Seawater electrolyte-based metal-air batteries: from strategies to applications

Aqueous metal-air batteries are promising next-generation energy storage and supply technologies due to their advantages of high energy density and intrinsic safety. As an abundant natural resource, applying seawater-based electrolytes is proposed to have considerable economic and environmental benefits, and will significantly broaden the applications of metal-air batteries. However, the existence of complex components in seawater, in particular chloride ions, inevitably has a complex influence on air electrode processes, including the oxygen reduction and evolution reactions (ORR and OER), requiring the development of efficient chloride-resistant electrocatalysts. Meanwhile, a few seawater-based metal-air battery prototypes have shown great application potential but are still at an early stage of development. In this review, we first propose the concept of seawater-based metal-air batteries and comprehensively analyze the essential air electrode reactions in terms of thermodynamics and kinetics.
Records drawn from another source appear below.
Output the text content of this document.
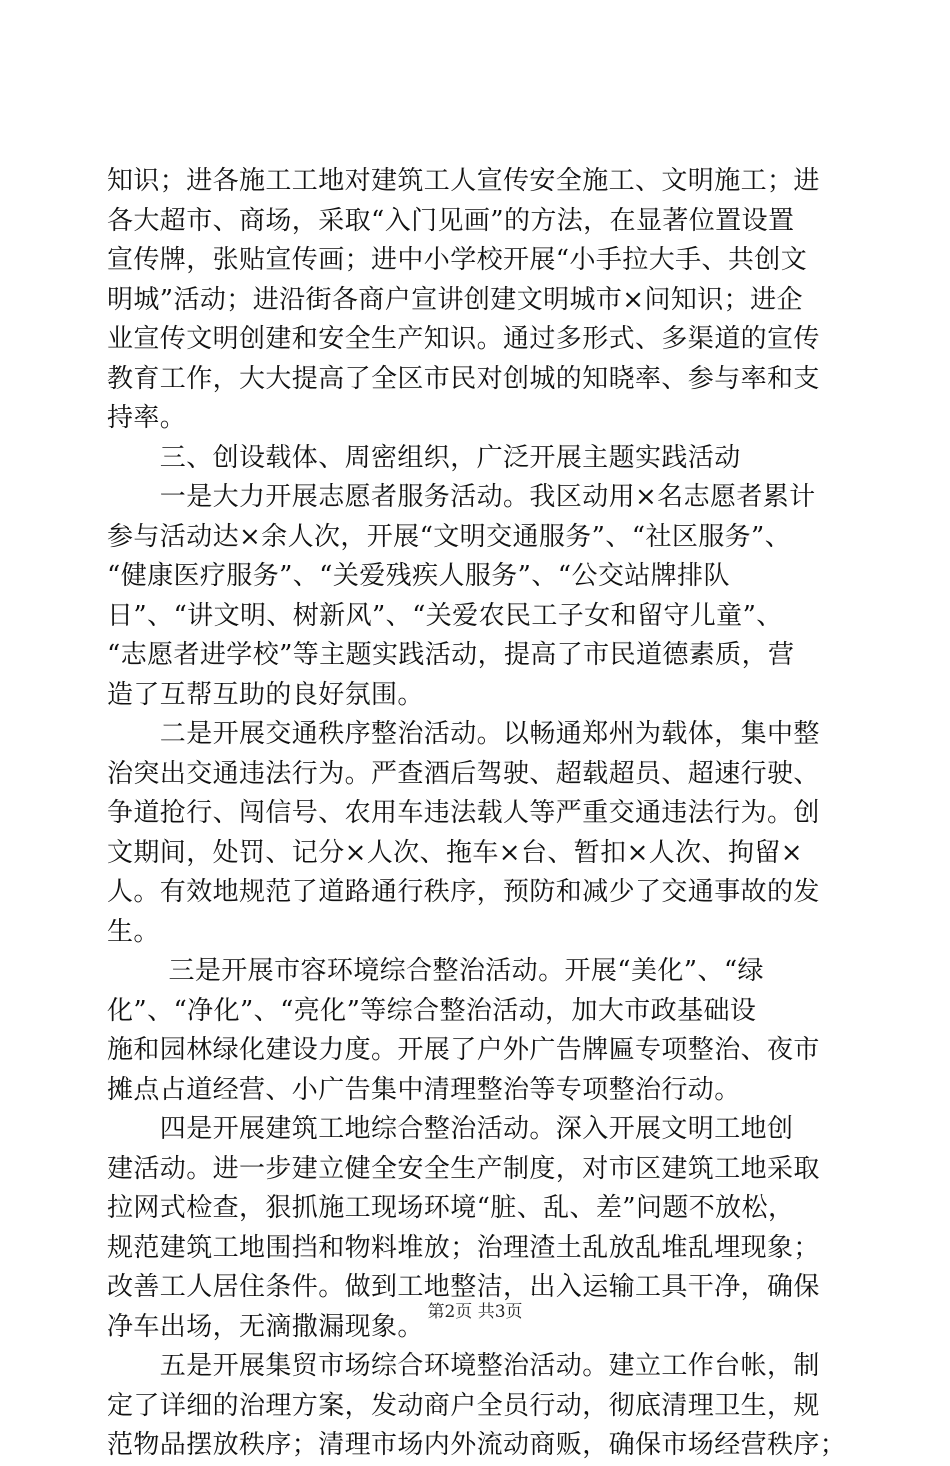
知识；进各施工工地对建筑工人宣传安全施工、文明施工；进
各大超市、商场，采取“入门见画”的方法，在显著位置设置
宣传牌，张贴宣传画；进中小学校开展“小手拉大手、共创文
明城”活动；进沿街各商户宣讲创建文明城市×问知识；进企
业宣传文明创建和安全生产知识。通过多形式、多渠道的宣传
教育工作，大大提高了全区市民对创城的知晓率、参与率和支
持率。
　　三、创设载体、周密组织，广泛开展主题实践活动
　　一是大力开展志愿者服务活动。我区动用×名志愿者累计
参与活动达×余人次，开展“文明交通服务”、“社区服务”、
“健康医疗服务”、“关爱残疾人服务”、“公交站牌排队
日”、“讲文明、树新风”、“关爱农民工子女和留守儿童”、
“志愿者进学校”等主题实践活动，提高了市民道德素质，营
造了互帮互助的良好氛围。
　　二是开展交通秩序整治活动。以畅通郑州为载体，集中整
治突出交通违法行为。严查酒后驾驶、超载超员、超速行驶、
争道抢行、闯信号、农用车违法载人等严重交通违法行为。创
文期间，处罚、记分×人次、拖车×台、暂扣×人次、拘留×
人。有效地规范了道路通行秩序，预防和减少了交通事故的发
生。
　　 三是开展市容环境综合整治活动。开展“美化”、“绿
化”、“净化”、“亮化”等综合整治活动，加大市政基础设
施和园林绿化建设力度。开展了户外广告牌匾专项整治、夜市
摊点占道经营、小广告集中清理整治等专项整治行动。
　　四是开展建筑工地综合整治活动。深入开展文明工地创
建活动。进一步建立健全安全生产制度，对市区建筑工地采取
拉网式检查，狠抓施工现场环境“脏、乱、差”问题不放松，
规范建筑工地围挡和物料堆放；治理渣土乱放乱堆乱埋现象；
改善工人居住条件。做到工地整洁，出入运输工具干净，确保
净车出场，无滴撒漏现象。
　　五是开展集贸市场综合环境整治活动。建立工作台帐，制
定了详细的治理方案，发动商户全员行动，彻底清理卫生，规
范物品摆放秩序；清理市场内外流动商贩，确保市场经营秩序；
第2页 共3页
Subsequently, rational design strategies for ORR and OER electrocatalysts suitable for use in chloride-containing and seawater-based electrolytes are comprehensively discussed. Moreover, the development history and potential applications of seawater-based metal-air batteries are demonstrated. Finally, a summary and outlook are provided for future innovations. For applying metal-air batteries using seawater-based electrolytes, the influence of chloride anions on the ORR/OER electrocatalytic mechanisms and rational design strategies for chloride-resistant electrocatalysts are summarized.